Thanks again to everyone for your help and experience!
As far as the off study/on study we went with our onc's advice. She took Sarah off partly because she was allergic to the Peg Aspaginase (severe seizures, back to back, after the 2nd dose) and we wanted to find the most effective treatment protocol available that did NOT use it. If I'd been on this board then I would have known to ask for an alternative (erwinase?) but I wasn't so that's that.
She ended up using a protocol that's actually for lymphoma but contained all the same chemos, just at a bit higher dosage.
Anyway, I wanted to mention that when they did Sarah's 2nd FISH test the abnormality was gone and my understanding was that as long as it stayed gone we were golden. We were one of the 'lucky' few in clinic that got a bma every 6 months so we could make sure that everything looked good. Needless to say, every 6 months I was a mess for a few weeks waiting for results but everything always came back fine.
I have no idea if the way our clinic handled our issue was 'normal', but I liked that we were staying on top of things.
I don't know if this helps at all or just causes more confusion but as you mentioned getting further FISH studies done I wanted to mention it.
I know this is an old thread, but had to go back and look because Justin's last FISH study on 2-5-10 showed a normal cytogenetic result with 46,XY(20)! I sure hope what you say is true Patty, as I haven't had a chance to discuss this latest result yet with our onc team--they just faxed it to me with no discussion---I'll take that as a good sign!
Anyway, thanks Patty for this post.
Funny, I just popped in for a minute and saw this most recent post. I'm very happy that Justin's last FISH showed normal results, it sounds like very good news, indeed
Sarah had a bma w/FISH every 6 months during LTM so that they could make sure that the cytogenics stayed normal. They always were, including her last OT bma. She's 3.5 years OT now and doing just fine!
Yay for Justin and his normal chromosomes, and thanks for posting to let us know!
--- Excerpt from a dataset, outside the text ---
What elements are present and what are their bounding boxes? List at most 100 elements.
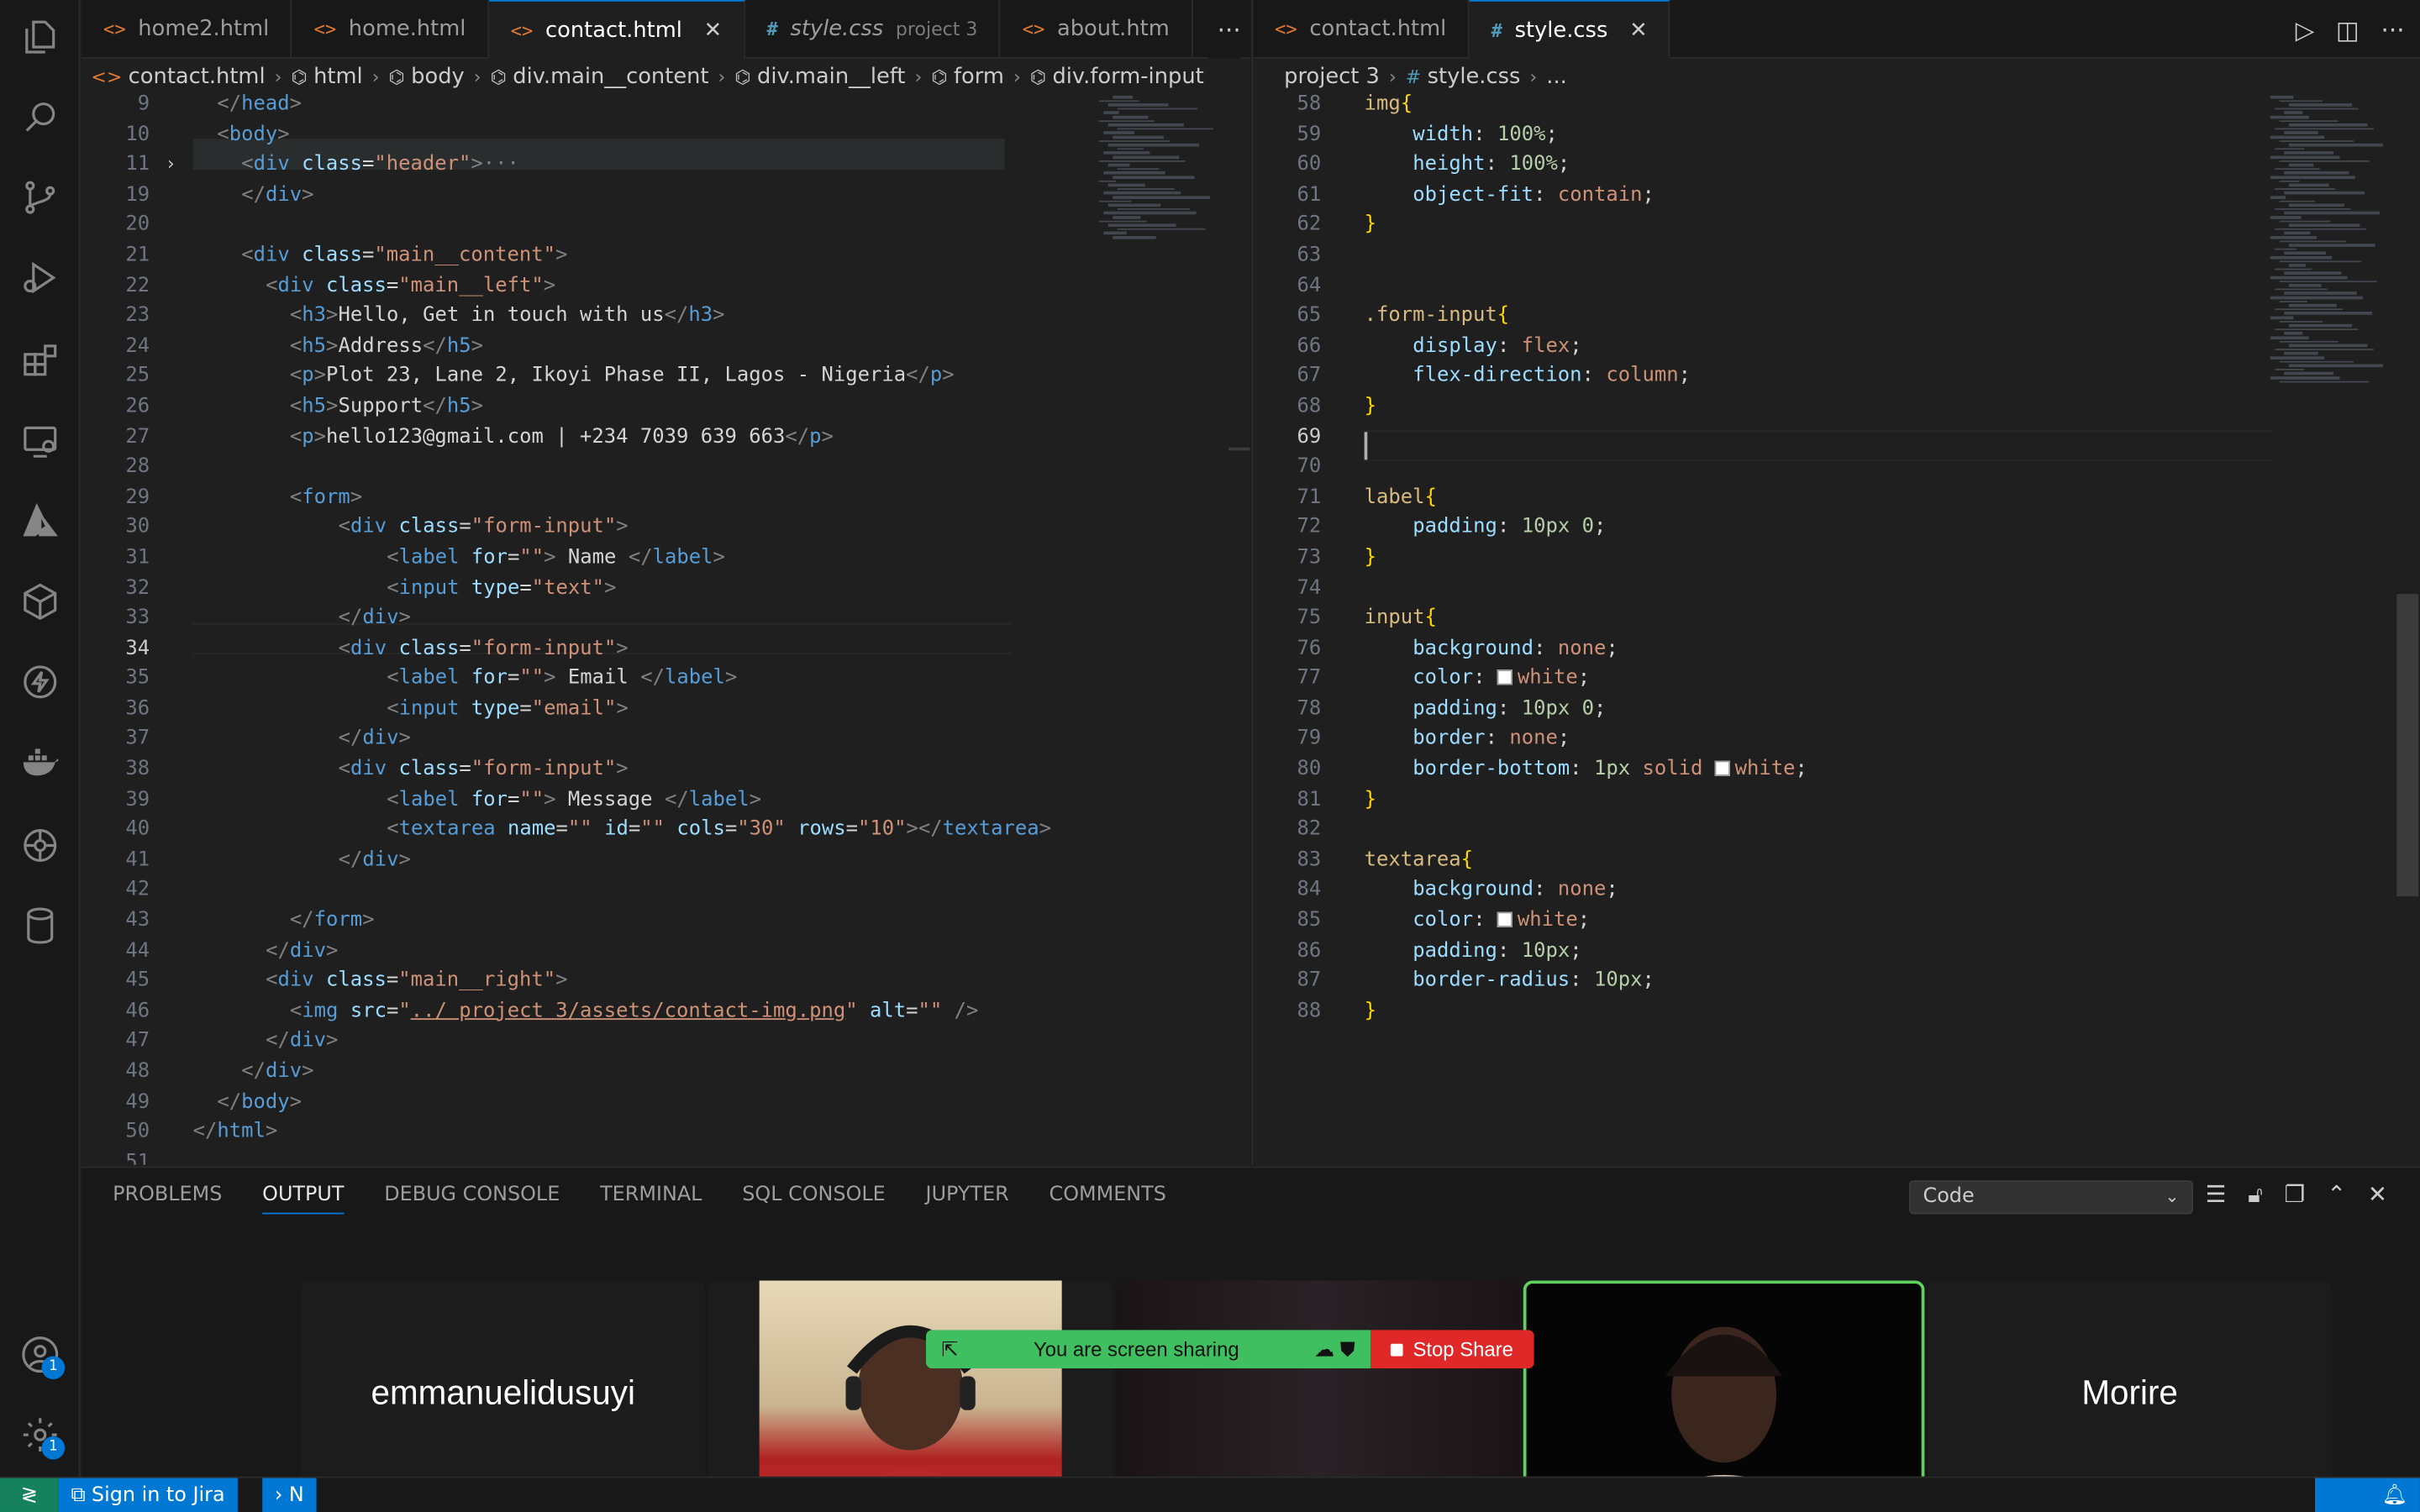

I'm sorry I didn't respond earlier. Like many others, these chromosome tests are difficult for me to understand (we left an oncologist for giving me FISh results in the cafeteria). We've had 3 FISH test done. One at dx, one to confirm relapse, and one to unconfirm the relapse. Eli had nothing that looked like yours and that's why I didn't respond earlier. This is what I found interesting about FISH testing. At dx, Eli had trisomy 4 and 17 (my understanding is that most ALL patients have trisomy 4, 10 and 17) this kept Eli out of the "low risk" protocol. When the FISh was done a year later suspecting relapse, it was totally clean. 2 weeks later, it showed 4% trisomy 4. It seems to me that these BMAs and FISH results fluxuate as much as the ANC, the housing market and the DOW Jones IA.
I hope you find the answers you need. Sorry I couldn't have been more help.
I was wondering if I should post this article under the cause/causes of leukemia, but this topic seems to fit. I tried to post a section of the article but got the posting error, so here is just the link:
Bump for tcell_all. Patty is the one who told me about the bma with FISH every 6 months, although I'm not asking to do any more tests at this point, as we're too close to end of tx and I guess I just wouldn't want to have to make a decision as to how to proceed with tx if they found something.